Chris raises the further question of whether this “displaced allegiance [is] welcome or irritating to the recipients”. I don’t know. I imagine that sometimes it is and sometimes it isn’t, and that that depends on the context: there’s more than one public for sport, that’s usually a very good thing, and the problem he raises is not unique to matters of national identifications: what do local supporters of Liverpool and Manchester United make of the southern middle-class kids who fetishise those teams? Or, closer to my home at least, what do the supporters of Oxford United make of the small number of university students who go to the games, and would they like there to be a lot more of them, such that the overall character of the fan base were to change significantly in its social composition? I’m sure many Irish and Welsh fans would find my occasional support for their rugby teams ridiculous and not especially welcome. But I also suspect that if I were to go to Lansdowne Road with my Irish uncles-by-marriage for Ireland v England (not an implausible possibility), they would both want me to cheer for Ireland and reserve the right to take the piss out of me as a representative Englishman where appropriate — and that seems entirely reasonable on their part.
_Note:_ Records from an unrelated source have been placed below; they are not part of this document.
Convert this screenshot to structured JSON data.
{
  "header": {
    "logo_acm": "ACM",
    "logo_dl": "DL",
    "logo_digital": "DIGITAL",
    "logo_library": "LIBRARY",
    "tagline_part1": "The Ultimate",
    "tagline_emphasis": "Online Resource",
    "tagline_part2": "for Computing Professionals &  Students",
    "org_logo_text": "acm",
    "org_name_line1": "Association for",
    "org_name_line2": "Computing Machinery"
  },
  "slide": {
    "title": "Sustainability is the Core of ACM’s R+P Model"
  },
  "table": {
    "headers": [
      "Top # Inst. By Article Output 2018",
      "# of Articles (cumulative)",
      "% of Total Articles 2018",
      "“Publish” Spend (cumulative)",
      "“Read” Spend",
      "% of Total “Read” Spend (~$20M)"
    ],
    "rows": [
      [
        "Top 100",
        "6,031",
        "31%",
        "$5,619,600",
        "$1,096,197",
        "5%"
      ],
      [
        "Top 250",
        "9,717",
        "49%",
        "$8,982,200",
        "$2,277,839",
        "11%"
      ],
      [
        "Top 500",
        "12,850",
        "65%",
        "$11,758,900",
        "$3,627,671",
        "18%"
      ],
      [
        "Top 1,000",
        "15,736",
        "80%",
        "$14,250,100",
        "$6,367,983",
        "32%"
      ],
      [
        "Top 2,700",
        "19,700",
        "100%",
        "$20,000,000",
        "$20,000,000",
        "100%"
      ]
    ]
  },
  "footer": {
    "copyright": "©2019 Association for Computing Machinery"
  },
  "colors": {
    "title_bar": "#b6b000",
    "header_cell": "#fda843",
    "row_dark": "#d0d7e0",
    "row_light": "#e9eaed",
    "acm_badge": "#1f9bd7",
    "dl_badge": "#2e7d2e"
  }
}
There’s only one sports team about which I feel thoroughly and uncomplicatedly partisan, and that’s the Boston Red Sox. I was very surprised that I became interested in baseball at all, and after first going to a game at Fenway Park in 1996 my interest has continued to grow, and has (so far) survived a migration back from New to Old England three years ago. It’s not always easy to be a Sox fan on this side of the Atlantic (the internet — which, among other things, streams the WEEI Red Sox Radio Network — is invaluable), and I don’t quite know how I’ll feel about the Sox when all of the players I used to go and see or watch on television — Nomar Garciaparra, Pedro Martinez, Jason Varitek, Tim Wakefield and a handful of others — are no longer playing for the club. But I do enjoy being a Red Sox fan, enjoy hating the Yankees, and right now all I’m thinking is, Wait till next year!